If the father is in the picture, BOTH SIGN THE LETTER.

This is definitely a common problem among teenagers, and yes I have a 15 year old as well (daughter). First question: Is their a FATHER in the house, and what is their relationship like? Most of the time daughters are looking for attention from a young man because their is something lacking (self worth, self esteem), from somewhere else. If the father is involved in the picture, I encourage him to start daughter/father date nights, at least twice a month, and your daughter needs to KNOW how beautiful and how important she is to her father. Although the Mother/Daughter relationship is important, as a teenager, the Father/Daughter relationship actually becomes more critical. I don't know if you have seem the movie Courageous, but if not, you might want to rent it. It shows the importance of this and some ideas you can utilize as well. In addition, many teens today are dealing with ALOT of issues that we never had to; bullying, social media bullying, school is much more stressful than it ever was for our generation, and the pressure to do drugs is more intense as well as dating and sex. Many young teens (especially girls), struggle with depression (falling grades, lack of appetite, sleep a lot, lack of motivation, withdrawl from family, and other symptoms). A counselor might be helpful. We went for a while. One thing I DID LEARN, lecturing them at that age does NOT help, nor does yelling at them. I tend to over-react a lot, become distrustful, and it causes a wall 10 feet high. I think that drawing clear boundaries (if necessary sign a contract with your daughter), so she knows what is expected, and give her goals to work toward and for. For instance, if she wants a drivers license, she has to have clear objectives on what it takes to get there. Her grades have to be at least C level, no tardies for at least one quarter, and etc..... She has to understand that along with car keys trust must be in place. It's really up to her if she wants to drive.
My daughter struggles a lot with school in general. She just doesn't like it.... I think she has a hard time sitting still and focusing and her grades are like a roller coaster. IN addition, she follows in the shadow of an older sister who is straight A, homecoming queen, seems like she's perfect, and I'm not so sure my younger daughter doesn't sometimes wonder "what's the point, I can never live up to that". Although we don't in any way expect that, nor want that in any way, soul and spirit are powerful things. Both my daughters are drop-dead gorgeous, amazing and have such unique gifts, but they are so opposite of one another.

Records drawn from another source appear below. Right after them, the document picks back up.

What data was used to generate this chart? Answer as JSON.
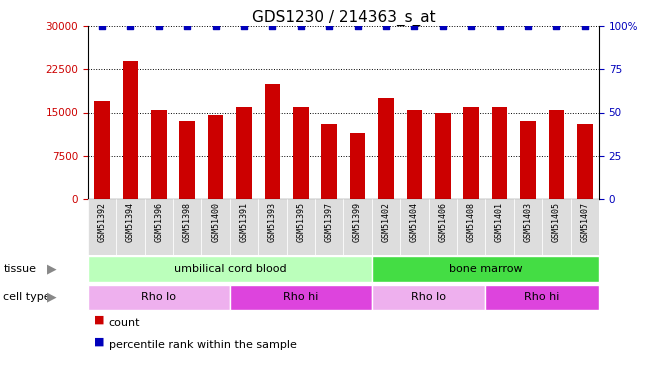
{
  "title": "GDS1230 / 214363_s_at",
  "samples": [
    "GSM51392",
    "GSM51394",
    "GSM51396",
    "GSM51398",
    "GSM51400",
    "GSM51391",
    "GSM51393",
    "GSM51395",
    "GSM51397",
    "GSM51399",
    "GSM51402",
    "GSM51404",
    "GSM51406",
    "GSM51408",
    "GSM51401",
    "GSM51403",
    "GSM51405",
    "GSM51407"
  ],
  "counts": [
    17000,
    24000,
    15500,
    13500,
    14500,
    16000,
    20000,
    16000,
    13000,
    11500,
    17500,
    15500,
    15000,
    16000,
    16000,
    13500,
    15500,
    13000
  ],
  "percentile": [
    100,
    100,
    100,
    100,
    100,
    100,
    100,
    100,
    100,
    100,
    100,
    100,
    100,
    100,
    100,
    100,
    100,
    100
  ],
  "ylim_left": [
    0,
    30000
  ],
  "ylim_right": [
    0,
    100
  ],
  "yticks_left": [
    0,
    7500,
    15000,
    22500,
    30000
  ],
  "yticks_right": [
    0,
    25,
    50,
    75,
    100
  ],
  "bar_color": "#cc0000",
  "dot_color": "#0000bb",
  "tissue_groups": [
    {
      "label": "umbilical cord blood",
      "start": 0,
      "end": 10,
      "color": "#bbffbb"
    },
    {
      "label": "bone marrow",
      "start": 10,
      "end": 18,
      "color": "#44dd44"
    }
  ],
  "cell_type_groups": [
    {
      "label": "Rho lo",
      "start": 0,
      "end": 5,
      "color": "#eeb0ee"
    },
    {
      "label": "Rho hi",
      "start": 5,
      "end": 10,
      "color": "#dd44dd"
    },
    {
      "label": "Rho lo",
      "start": 10,
      "end": 14,
      "color": "#eeb0ee"
    },
    {
      "label": "Rho hi",
      "start": 14,
      "end": 18,
      "color": "#dd44dd"
    }
  ],
  "left_tick_color": "#cc0000",
  "right_tick_color": "#0000bb",
  "title_fontsize": 11,
  "tick_fontsize": 7.5,
  "bar_width": 0.55
}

Each child is unique, but what you are experiencing is not uncommon today. It seems to be a rampant problem. They need CONSTANT REAFFIRMATION that they are loved. Because they get so much disapproval from peers, and yes, even teachers at school, they are looking for approval and self-worth from a MAN. You and your husband, and hopefully your family values (God), and to continually fill up that cup that is being drained each day. From The Perks of Being a Wallflower: "We accept the love we think we deserve" - Hang in there, God loves her more than you do, and PRAY, PRAY PRAY.